幼稚園滑り台での事故、幼稚園と広島県を提訴:広島

 広島県廿日市市の私立くすのき幼稚園で2008年11月、年少児クラスの女児(当時3歳)が園庭の滑り台で遊んでいた際、服が転落防止用の手すりに引っかかって首が絞まり死亡する事故がありました。この事故について園児の遺族が7月17日、幼稚園を経営する学校法人と広島県を相手取り、総額約4500万円の損害賠償を求める訴訟を起こしました。

 事故のあった滑り台は、転落防止用の手すりが棒状に出っ張っていたということです。原告側によると、遊具の安全確保に関する国の指針があったにもかかわらず園側は放置し、監督権限をもつ広島県も適切な指導をおこなわなかったとしています。
 また事故当時、教諭は園庭におらず、安全配慮義務を怠ったとしています。
 原告側は「偶然の事故ではなく、人災だと思っている。安全対策を確固としたものにしてほしい」「二度と同じ犠牲が出てほしくない。事実を明らかにしてほしい」などと話しているということです。
 この手の訴訟では「金目当て」などの悪質な中傷が流されることも珍しくないですが、学校関係の事件事故に関する訴訟はたとえ勝訴したところで経済的にも儲かるわけではありませんし、また「裁判以外にはどうしようもない」というところまで追いつめられて精神的にも経済的にも限界の状況で裁判をたたかうことになります。

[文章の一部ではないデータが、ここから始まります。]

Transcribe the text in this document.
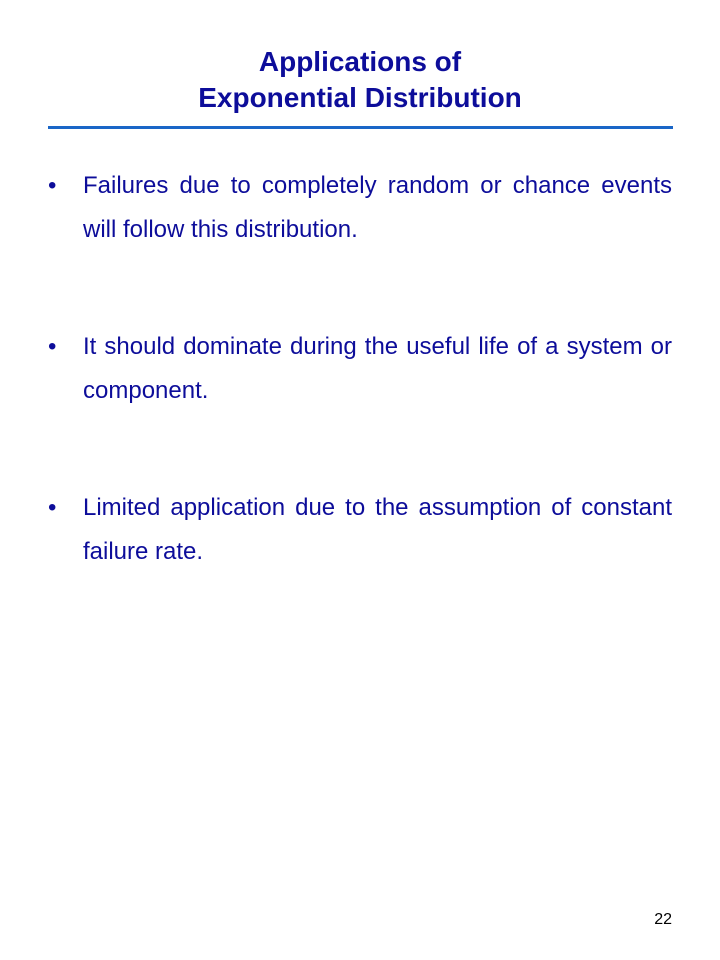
Applications of
Exponential Distribution
•	Failures due to completely random or chance events will follow this distribution.
•	It should dominate during the useful life of a system or component.
•	Limited application due to the assumption of constant failure rate.
22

 こういった学校関連の事件事故での被害者・原告の思いは、「事実関係を徹底的に明らかにし、同種の事故を二度と発生させないようにしてほしい」ということにほかなりません。
 悲しい事故ですが、せめて事実関係を徹底的に明らかにして同種の事故再発防止の教訓に役立てていくことが重要になってくるといえます。